NINA LAKHANI : Je veux dire, c’est vraiment stupéfiant. Je veux dire, vous savez, en repensant à l’époque, 2016, 2017, le gouvernement d’Enrique Peña Nieto est absolument en train de sombrer dans les sondages. Vous savez, il a la pire cote de l’histoire d’un président mexicain, scandale après scandale après scandale. Pendant ce temps, celui d’AMLO est en pleine ascension, n’est-ce pas ? Son parti politique, Morena, commence à gagner des élections au niveau local. Sa popularité est croissante, n’est-ce pas ? Et donc, nous sommes en 2016, et 2017 est l’année précédant les élections générales, les élections présidentielles. Et nous voyons – nous voyons tous ses proches – vous savez, ses trois fils, trois de ses fils, trois de ses frères, sa femme, ses conseillers politiques, des candidats clés, Claudia Sheinbaum, qui a été élue maire de Mexico, beaucoup de gens, beaucoup d’autres politiciens locaux et nationaux dans le parti Morena. Mais l’autre chose est que ce n’est pas seulement Morena.
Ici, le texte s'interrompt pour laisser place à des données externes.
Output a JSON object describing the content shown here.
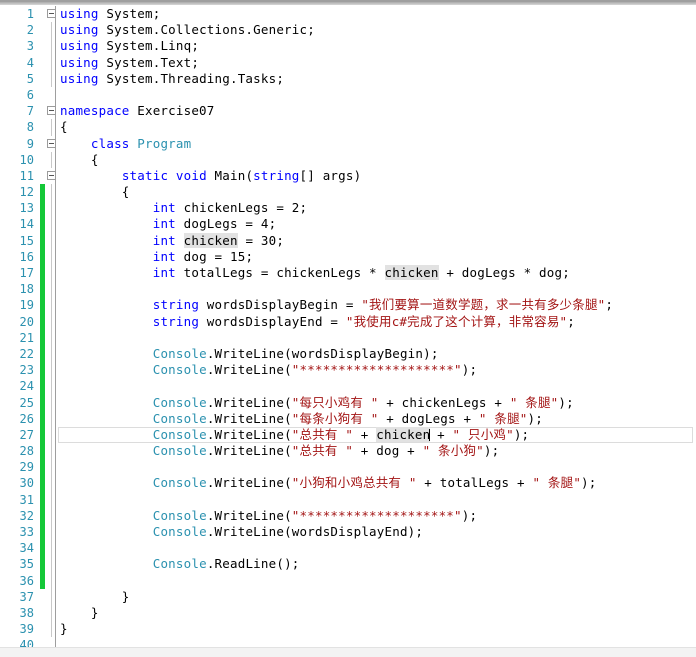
{
  "app": {
    "kind": "code-editor",
    "language": "C#",
    "theme": "visual-studio-light",
    "colors": {
      "background": "#ffffff",
      "line_number": "#2b91af",
      "keyword": "#0000ff",
      "type": "#2b91af",
      "string": "#a31515",
      "plain_text": "#000000",
      "change_bar_saved": "#14c838",
      "highlight_word": "#e2e2e2",
      "current_line_border": "#dcdcdc",
      "gutter_separator": "#9e9e9e"
    },
    "current_line": 27,
    "caret": {
      "line": 27,
      "after_token": "chicken"
    },
    "highlighted_word": "chicken",
    "change_bar_range": {
      "from": 12,
      "to": 36
    },
    "total_lines_visible": 40
  },
  "code": {
    "lines": [
      {
        "n": 1,
        "glyph": "collapse",
        "indent_level": 0,
        "text": "using System;"
      },
      {
        "n": 2,
        "glyph": "",
        "indent_level": 0,
        "text": "using System.Collections.Generic;"
      },
      {
        "n": 3,
        "glyph": "",
        "indent_level": 0,
        "text": "using System.Linq;"
      },
      {
        "n": 4,
        "glyph": "",
        "indent_level": 0,
        "text": "using System.Text;"
      },
      {
        "n": 5,
        "glyph": "",
        "indent_level": 0,
        "text": "using System.Threading.Tasks;"
      },
      {
        "n": 6,
        "glyph": "",
        "indent_level": 0,
        "text": ""
      },
      {
        "n": 7,
        "glyph": "collapse",
        "indent_level": 0,
        "text": "namespace Exercise07"
      },
      {
        "n": 8,
        "glyph": "",
        "indent_level": 0,
        "text": "{"
      },
      {
        "n": 9,
        "glyph": "collapse",
        "indent_level": 1,
        "text": "    class Program"
      },
      {
        "n": 10,
        "glyph": "",
        "indent_level": 1,
        "text": "    {"
      },
      {
        "n": 11,
        "glyph": "collapse",
        "indent_level": 2,
        "text": "        static void Main(string[] args)"
      },
      {
        "n": 12,
        "glyph": "",
        "indent_level": 2,
        "text": "        {"
      },
      {
        "n": 13,
        "glyph": "",
        "indent_level": 3,
        "text": "            int chickenLegs = 2;"
      },
      {
        "n": 14,
        "glyph": "",
        "indent_level": 3,
        "text": "            int dogLegs = 4;"
      },
      {
        "n": 15,
        "glyph": "",
        "indent_level": 3,
        "text": "            int chicken = 30;"
      },
      {
        "n": 16,
        "glyph": "",
        "indent_level": 3,
        "text": "            int dog = 15;"
      },
      {
        "n": 17,
        "glyph": "",
        "indent_level": 3,
        "text": "            int totalLegs = chickenLegs * chicken + dogLegs * dog;"
      },
      {
        "n": 18,
        "glyph": "",
        "indent_level": 3,
        "text": ""
      },
      {
        "n": 19,
        "glyph": "",
        "indent_level": 3,
        "text": "            string wordsDisplayBegin = \"我们要算一道数学题，求一共有多少条腿\";"
      },
      {
        "n": 20,
        "glyph": "",
        "indent_level": 3,
        "text": "            string wordsDisplayEnd = \"我使用c#完成了这个计算，非常容易\";"
      },
      {
        "n": 21,
        "glyph": "",
        "indent_level": 3,
        "text": ""
      },
      {
        "n": 22,
        "glyph": "",
        "indent_level": 3,
        "text": "            Console.WriteLine(wordsDisplayBegin);"
      },
      {
        "n": 23,
        "glyph": "",
        "indent_level": 3,
        "text": "            Console.WriteLine(\"********************\");"
      },
      {
        "n": 24,
        "glyph": "",
        "indent_level": 3,
        "text": ""
      },
      {
        "n": 25,
        "glyph": "",
        "indent_level": 3,
        "text": "            Console.WriteLine(\"每只小鸡有 \" + chickenLegs + \" 条腿\");"
      },
      {
        "n": 26,
        "glyph": "",
        "indent_level": 3,
        "text": "            Console.WriteLine(\"每条小狗有 \" + dogLegs + \" 条腿\");"
      },
      {
        "n": 27,
        "glyph": "",
        "indent_level": 3,
        "text": "            Console.WriteLine(\"总共有 \" + chicken + \" 只小鸡\");"
      },
      {
        "n": 28,
        "glyph": "",
        "indent_level": 3,
        "text": "            Console.WriteLine(\"总共有 \" + dog + \" 条小狗\");"
      },
      {
        "n": 29,
        "glyph": "",
        "indent_level": 3,
        "text": ""
      },
      {
        "n": 30,
        "glyph": "",
        "indent_level": 3,
        "text": "            Console.WriteLine(\"小狗和小鸡总共有 \" + totalLegs + \" 条腿\");"
      },
      {
        "n": 31,
        "glyph": "",
        "indent_level": 3,
        "text": ""
      },
      {
        "n": 32,
        "glyph": "",
        "indent_level": 3,
        "text": "            Console.WriteLine(\"********************\");"
      },
      {
        "n": 33,
        "glyph": "",
        "indent_level": 3,
        "text": "            Console.WriteLine(wordsDisplayEnd);"
      },
      {
        "n": 34,
        "glyph": "",
        "indent_level": 3,
        "text": ""
      },
      {
        "n": 35,
        "glyph": "",
        "indent_level": 3,
        "text": "            Console.ReadLine();"
      },
      {
        "n": 36,
        "glyph": "",
        "indent_level": 3,
        "text": ""
      },
      {
        "n": 37,
        "glyph": "",
        "indent_level": 2,
        "text": "        }"
      },
      {
        "n": 38,
        "glyph": "",
        "indent_level": 1,
        "text": "    }"
      },
      {
        "n": 39,
        "glyph": "",
        "indent_level": 0,
        "text": "}"
      },
      {
        "n": 40,
        "glyph": "",
        "indent_level": 0,
        "text": ""
      }
    ]
  },
  "tokens": {
    "keywords": [
      "using",
      "namespace",
      "class",
      "static",
      "void",
      "int",
      "string"
    ],
    "types": [
      "Program",
      "Console"
    ],
    "strings": [
      "我们要算一道数学题，求一共有多少条腿",
      "我使用c#完成了这个计算，非常容易",
      "********************",
      "每只小鸡有 ",
      " 条腿",
      "每条小狗有 ",
      "总共有 ",
      " 只小鸡",
      " 条小狗",
      "小狗和小鸡总共有 "
    ],
    "identifiers": [
      "System",
      "System.Collections.Generic",
      "System.Linq",
      "System.Text",
      "System.Threading.Tasks",
      "Exercise07",
      "Main",
      "args",
      "chickenLegs",
      "dogLegs",
      "chicken",
      "dog",
      "totalLegs",
      "wordsDisplayBegin",
      "wordsDisplayEnd",
      "WriteLine",
      "ReadLine"
    ],
    "numbers": [
      "2",
      "4",
      "30",
      "15"
    ]
  }
}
Nous avons trouvé, vous savez, dans les données, le nombre de politiciens de chaque parti politique, y compris le PRI, y compris le propre parti d’Enrique Peña Nieto, qui ont été sélectionnés comme candidats pour une surveillance potentielle. Vous savez, c’était très vaste. Comme me l’a dit un expert du renseignement, c’est le jeu des espions. Vous devez savoir ce que vos – vous devez savoir qui sont vos ennemis politiques, et vous devez savoir ce qu’ils font, parce que l’information est un pouvoir. Et c’est ce qui semble s’être passé au Mexique.